Details of what was billed in London and Dublin as only one of several meetings were being settled as Cardinal Cahal Daly, Archbishop of Armagh, used his considerable influence to declare that it was now possible for the two governments 'to produce a formula which can lead to a final end to violence'.
Cardinal Daly told a meeting of MPs and peers at Westminster last night that 'it is not impossible and indeed . . . not even inordinately difficult' for London and Dublin to agree such a formula 'and yet be completely consistent with the well-established existing policies of each.'
In his closely-argued address, which showed that he had been well informed on recent negotiations, Cardinal Daly, who has consistently opposed IRA violence, said 'now is the time and now is the chance' for the republican movement to end violence permanently and commit itself to the democratic process.
'They have now, as never before, an opportunity hitherto closed to them to enter fully into that democratic process. If they lose this opportunity it may never come again.'
After continual telephone traffic between the two capitals, Downing Street announced yesterday that Mr Major accompanied by Sir Patrick Mayhew, the Secretary of state for Northern Ireland - and for the first time in such talks - Douglas Hurd, the Foreign Secretary, would be travelling to Dublin for the one-day meeting tomorrow.
The statement said the meeting would lead to further ones, for example during the European councils in Brussels next week.
Downing Street last night dismissed as 'complete rubbish' an IRA claim that the Government had offered to take a Sinn Fein delegation to Scotland or Scandinavia for two weeks of intensive talks during a temporary IRA ceasefire.
The Government later eliminated a crucial textual inconsistency in its version of its secret contacts with the IRA by amending documents which it had placed in the House of Commons library. It blamed transcription and typing errors. The inconsistency had cast doubt on the accuracy of the documents.
Mr Reynolds, who announced the downgrading of tomorrow's meeting from a full summit, confirmed he was pressing London for a firm declaration on the future of Ireland.

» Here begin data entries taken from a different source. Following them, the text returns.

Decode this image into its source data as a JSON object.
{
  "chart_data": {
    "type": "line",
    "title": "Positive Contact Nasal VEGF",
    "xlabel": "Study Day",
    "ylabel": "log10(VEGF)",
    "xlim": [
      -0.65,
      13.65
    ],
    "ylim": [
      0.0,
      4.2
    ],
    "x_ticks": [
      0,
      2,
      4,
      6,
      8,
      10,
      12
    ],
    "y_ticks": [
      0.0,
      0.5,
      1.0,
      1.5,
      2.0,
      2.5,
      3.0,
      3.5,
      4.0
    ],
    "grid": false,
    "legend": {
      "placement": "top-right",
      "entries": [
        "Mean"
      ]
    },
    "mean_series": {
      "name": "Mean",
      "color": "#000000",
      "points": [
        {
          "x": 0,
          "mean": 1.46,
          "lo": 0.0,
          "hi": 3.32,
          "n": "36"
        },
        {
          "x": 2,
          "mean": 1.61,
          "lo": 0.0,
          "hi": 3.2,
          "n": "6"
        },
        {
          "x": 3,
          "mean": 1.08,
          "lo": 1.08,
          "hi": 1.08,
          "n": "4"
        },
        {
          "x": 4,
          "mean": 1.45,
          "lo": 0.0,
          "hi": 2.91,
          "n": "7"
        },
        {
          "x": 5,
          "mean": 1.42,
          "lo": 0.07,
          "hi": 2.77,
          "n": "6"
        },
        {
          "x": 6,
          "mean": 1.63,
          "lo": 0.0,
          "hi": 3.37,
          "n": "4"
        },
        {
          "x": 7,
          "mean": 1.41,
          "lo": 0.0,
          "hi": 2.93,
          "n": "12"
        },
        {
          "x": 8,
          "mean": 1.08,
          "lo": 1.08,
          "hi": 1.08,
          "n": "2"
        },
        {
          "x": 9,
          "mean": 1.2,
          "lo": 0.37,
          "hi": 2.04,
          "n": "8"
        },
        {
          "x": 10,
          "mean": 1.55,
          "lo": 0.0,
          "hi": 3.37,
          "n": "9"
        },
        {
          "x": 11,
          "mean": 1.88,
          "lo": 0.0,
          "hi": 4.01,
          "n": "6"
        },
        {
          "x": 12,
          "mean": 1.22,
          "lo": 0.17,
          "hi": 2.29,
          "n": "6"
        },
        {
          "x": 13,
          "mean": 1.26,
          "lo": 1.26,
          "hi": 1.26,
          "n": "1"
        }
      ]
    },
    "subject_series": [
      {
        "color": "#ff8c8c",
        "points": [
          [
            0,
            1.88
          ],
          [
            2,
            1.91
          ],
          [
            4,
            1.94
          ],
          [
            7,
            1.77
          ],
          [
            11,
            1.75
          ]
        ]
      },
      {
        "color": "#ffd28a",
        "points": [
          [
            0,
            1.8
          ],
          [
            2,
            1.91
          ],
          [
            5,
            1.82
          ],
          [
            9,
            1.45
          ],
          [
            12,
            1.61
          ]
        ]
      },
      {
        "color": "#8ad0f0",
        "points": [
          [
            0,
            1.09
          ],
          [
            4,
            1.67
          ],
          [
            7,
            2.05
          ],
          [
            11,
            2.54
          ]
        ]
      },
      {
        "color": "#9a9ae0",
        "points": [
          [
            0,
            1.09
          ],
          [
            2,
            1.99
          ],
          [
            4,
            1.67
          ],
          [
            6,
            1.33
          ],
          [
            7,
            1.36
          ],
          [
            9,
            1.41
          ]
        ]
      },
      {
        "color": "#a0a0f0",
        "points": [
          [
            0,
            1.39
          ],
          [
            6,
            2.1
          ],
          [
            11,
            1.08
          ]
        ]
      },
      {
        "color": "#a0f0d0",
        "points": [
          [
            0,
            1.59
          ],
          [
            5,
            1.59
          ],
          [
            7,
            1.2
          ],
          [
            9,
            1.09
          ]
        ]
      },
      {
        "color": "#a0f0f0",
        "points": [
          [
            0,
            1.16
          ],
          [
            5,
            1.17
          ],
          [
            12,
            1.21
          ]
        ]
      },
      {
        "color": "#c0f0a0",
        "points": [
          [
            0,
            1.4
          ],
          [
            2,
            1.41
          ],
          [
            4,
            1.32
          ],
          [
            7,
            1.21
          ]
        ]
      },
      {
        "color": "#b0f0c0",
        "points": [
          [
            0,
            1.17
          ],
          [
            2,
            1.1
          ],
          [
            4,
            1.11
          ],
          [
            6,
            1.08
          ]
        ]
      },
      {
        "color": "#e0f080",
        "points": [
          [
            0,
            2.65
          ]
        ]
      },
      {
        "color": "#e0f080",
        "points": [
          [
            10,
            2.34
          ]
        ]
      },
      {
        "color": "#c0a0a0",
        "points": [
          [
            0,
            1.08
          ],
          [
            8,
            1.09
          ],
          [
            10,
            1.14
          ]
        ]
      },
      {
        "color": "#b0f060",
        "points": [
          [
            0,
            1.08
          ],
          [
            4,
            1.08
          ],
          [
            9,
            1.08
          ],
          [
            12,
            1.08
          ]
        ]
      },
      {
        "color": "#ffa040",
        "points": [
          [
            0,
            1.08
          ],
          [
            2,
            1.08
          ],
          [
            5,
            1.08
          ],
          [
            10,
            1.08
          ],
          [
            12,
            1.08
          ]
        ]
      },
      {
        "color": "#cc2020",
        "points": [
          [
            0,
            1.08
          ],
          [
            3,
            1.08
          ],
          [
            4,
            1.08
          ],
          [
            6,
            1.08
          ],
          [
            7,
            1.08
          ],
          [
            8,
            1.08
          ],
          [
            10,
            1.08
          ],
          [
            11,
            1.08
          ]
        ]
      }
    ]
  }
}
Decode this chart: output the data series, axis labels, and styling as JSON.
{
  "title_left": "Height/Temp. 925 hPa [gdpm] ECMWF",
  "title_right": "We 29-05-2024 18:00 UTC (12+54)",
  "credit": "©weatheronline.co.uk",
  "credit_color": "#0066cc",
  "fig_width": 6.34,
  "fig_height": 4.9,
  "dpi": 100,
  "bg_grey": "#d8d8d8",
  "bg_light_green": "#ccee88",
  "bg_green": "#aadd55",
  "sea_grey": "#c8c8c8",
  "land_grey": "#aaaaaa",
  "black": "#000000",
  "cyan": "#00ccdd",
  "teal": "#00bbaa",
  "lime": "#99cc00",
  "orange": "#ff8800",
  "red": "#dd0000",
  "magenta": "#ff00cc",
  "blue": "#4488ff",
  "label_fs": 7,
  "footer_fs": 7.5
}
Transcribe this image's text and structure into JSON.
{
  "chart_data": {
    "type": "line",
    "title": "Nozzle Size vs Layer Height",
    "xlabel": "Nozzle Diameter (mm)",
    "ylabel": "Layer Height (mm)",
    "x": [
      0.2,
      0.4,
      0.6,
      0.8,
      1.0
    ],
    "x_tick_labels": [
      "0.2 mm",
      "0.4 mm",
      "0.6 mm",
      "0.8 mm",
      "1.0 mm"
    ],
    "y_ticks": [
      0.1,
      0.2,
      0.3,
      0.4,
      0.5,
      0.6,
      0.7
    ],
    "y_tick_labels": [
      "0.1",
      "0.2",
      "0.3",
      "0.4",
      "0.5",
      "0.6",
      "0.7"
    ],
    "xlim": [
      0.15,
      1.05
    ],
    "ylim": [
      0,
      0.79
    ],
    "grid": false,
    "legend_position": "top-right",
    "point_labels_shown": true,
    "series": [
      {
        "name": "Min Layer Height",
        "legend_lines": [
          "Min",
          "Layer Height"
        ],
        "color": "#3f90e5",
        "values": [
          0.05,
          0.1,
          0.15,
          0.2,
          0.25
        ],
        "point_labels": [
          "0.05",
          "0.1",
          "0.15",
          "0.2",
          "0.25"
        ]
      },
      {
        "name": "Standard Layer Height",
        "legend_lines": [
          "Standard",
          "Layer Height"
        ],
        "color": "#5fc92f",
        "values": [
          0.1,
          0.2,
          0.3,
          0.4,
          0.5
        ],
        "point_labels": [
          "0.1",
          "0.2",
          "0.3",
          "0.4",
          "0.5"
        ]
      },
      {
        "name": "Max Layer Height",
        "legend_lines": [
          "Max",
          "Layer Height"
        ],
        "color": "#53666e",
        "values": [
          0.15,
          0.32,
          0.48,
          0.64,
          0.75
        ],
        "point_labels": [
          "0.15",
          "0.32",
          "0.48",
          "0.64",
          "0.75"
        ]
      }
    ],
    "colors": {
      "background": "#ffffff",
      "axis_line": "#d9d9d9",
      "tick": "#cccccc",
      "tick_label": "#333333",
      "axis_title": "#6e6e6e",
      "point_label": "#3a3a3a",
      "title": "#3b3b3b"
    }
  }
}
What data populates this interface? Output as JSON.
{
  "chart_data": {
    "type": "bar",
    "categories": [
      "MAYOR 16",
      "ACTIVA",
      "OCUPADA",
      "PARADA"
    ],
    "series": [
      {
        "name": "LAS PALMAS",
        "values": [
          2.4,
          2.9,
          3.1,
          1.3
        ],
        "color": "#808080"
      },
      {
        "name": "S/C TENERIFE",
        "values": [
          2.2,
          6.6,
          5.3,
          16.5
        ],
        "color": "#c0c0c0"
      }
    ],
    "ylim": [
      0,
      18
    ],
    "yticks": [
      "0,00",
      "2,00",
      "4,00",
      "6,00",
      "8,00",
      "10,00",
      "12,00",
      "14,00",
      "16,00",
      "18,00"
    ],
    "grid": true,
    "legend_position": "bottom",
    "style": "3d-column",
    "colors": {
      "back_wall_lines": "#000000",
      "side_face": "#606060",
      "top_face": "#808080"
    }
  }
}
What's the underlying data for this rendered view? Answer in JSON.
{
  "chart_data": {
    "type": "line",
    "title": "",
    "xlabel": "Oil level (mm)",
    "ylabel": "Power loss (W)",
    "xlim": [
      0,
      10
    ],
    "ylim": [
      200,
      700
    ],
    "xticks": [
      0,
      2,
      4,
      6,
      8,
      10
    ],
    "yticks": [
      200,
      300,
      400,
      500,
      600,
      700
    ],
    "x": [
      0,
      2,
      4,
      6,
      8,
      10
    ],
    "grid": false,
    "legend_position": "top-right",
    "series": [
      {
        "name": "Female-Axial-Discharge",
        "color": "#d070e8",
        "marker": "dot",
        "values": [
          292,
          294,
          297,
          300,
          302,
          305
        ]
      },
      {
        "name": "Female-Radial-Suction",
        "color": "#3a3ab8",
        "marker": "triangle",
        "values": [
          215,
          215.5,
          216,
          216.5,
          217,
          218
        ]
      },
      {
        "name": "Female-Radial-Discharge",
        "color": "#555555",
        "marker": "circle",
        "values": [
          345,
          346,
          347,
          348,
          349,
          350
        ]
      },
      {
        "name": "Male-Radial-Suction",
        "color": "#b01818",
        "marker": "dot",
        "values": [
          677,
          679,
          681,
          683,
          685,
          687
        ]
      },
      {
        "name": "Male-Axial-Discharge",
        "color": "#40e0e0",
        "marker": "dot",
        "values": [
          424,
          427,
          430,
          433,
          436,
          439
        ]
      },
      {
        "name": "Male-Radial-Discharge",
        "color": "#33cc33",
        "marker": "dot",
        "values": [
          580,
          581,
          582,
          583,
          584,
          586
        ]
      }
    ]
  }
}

Earlier, Dublin sources suggested that Irish demands for British recognition of the right of 'self-determination' for all the Irish people were the crucial sticking point in framing a communique. Mr Reynolds said he wanted the self-determination recognition included in a peace initiative communique to follow eventual agreement on Ulster between himself and Mr Major.
Mr Reynolds, explaining in the Dail why the governments no longer saw the meeting as a full-blown summit, said: 'I am not interested in having a meeting for a meeting's sake, or getting involved in a meeting that could not produce any worthwhile conclusion.'
Downing Street played down the significance of the conversation on Ulster last week between President Bill Clinton and Mr Major.